Thursday, June 11, 2015


    The first tool for this new conceptual schema of ethics is identification. Identification, simply put, is finding out what is under consideration. However, in this context, the tool itself will be used as a marker for significant behavior in the search for that which is morally praiseworthy. So, the tool will be loaded properly once a criterion for what we have chosen to look for has been selected. For now the default setting will be language that has proper usage.

    So f(x) = y, where f(x) is a function of proper use of language. The function can be represented as the way language (x) relates to proper use (y). How this formulation takes place will depend on how both of these variables are identified. Given that the language is identified, then proper use can be determined through the use of the functional formula. What the function actually is cannot be determined here, but we note how language and proper usage relate to each other.

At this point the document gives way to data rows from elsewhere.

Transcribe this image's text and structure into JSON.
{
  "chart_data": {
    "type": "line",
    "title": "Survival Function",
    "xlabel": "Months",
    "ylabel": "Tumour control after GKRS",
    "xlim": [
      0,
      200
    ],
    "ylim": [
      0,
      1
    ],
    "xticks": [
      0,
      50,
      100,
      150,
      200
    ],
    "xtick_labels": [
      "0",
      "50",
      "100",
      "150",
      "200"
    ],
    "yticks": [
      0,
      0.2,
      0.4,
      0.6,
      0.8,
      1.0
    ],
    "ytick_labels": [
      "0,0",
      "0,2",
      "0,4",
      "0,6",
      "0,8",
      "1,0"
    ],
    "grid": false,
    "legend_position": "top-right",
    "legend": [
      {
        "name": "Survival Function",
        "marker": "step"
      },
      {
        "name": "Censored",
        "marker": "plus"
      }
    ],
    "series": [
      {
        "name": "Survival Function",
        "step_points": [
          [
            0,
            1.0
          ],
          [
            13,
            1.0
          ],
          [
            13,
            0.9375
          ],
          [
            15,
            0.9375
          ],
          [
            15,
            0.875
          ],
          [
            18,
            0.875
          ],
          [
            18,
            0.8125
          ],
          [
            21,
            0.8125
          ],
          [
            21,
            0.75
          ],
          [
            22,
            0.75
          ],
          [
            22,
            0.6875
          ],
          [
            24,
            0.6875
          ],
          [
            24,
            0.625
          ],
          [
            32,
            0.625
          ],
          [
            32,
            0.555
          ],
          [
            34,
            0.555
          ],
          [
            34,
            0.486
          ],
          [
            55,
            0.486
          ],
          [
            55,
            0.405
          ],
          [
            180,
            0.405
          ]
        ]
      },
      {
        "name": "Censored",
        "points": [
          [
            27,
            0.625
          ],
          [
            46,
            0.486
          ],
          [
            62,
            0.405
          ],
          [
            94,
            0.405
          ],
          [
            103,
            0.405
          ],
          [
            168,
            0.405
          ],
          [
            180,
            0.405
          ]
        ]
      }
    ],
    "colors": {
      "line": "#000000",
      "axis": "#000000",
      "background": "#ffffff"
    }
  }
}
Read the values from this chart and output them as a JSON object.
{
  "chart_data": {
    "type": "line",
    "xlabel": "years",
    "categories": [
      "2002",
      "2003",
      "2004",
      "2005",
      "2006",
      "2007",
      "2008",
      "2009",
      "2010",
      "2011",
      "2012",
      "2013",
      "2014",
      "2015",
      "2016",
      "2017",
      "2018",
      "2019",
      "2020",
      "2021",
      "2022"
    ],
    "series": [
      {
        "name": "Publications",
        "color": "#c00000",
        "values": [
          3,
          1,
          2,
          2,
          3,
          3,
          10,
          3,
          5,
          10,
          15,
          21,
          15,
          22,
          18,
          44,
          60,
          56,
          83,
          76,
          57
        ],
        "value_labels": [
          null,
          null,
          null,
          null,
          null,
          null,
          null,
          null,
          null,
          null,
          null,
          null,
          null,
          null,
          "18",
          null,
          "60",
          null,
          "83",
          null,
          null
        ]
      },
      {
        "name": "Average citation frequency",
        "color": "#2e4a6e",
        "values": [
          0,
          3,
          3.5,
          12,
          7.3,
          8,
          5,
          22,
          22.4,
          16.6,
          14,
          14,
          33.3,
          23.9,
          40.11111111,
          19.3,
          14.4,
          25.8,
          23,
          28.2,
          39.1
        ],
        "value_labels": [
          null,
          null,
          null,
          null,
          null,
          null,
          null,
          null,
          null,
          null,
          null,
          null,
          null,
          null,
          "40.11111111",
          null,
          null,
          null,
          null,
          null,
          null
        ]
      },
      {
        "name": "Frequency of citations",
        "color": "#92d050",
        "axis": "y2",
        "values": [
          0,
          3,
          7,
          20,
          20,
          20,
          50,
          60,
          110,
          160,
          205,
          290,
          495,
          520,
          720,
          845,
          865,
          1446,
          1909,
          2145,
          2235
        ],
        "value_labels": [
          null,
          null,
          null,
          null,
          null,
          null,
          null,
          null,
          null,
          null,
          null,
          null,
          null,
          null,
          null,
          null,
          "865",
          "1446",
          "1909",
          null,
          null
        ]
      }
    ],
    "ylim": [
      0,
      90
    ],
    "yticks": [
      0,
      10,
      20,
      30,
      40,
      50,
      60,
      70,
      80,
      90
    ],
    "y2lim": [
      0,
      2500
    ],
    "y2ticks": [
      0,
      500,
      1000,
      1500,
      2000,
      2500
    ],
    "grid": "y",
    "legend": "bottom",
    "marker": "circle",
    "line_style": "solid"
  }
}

    This is not a truth-functional operation that is carried out, but rather the function is dependent on the aesthetic qualities of language which cannot be mapped onto truth and falsehood because negation cannot significantly alter such aesthetic qualities. Something more flexible needs to be used to capture features such as syntax, diction, and cognitive strength within language. The identification will need to account for these features.

    This impasse can be overcome if we do not insist on an exact account of what we find to be significant for how certain words and phrases within language produce a sense that shows that they have more significance than others. The question now becomes one of identifying these qualities that make language augmented and elevated. The above shows that simple criteria will not do for understanding ethics, so that another approach to the problem is needed.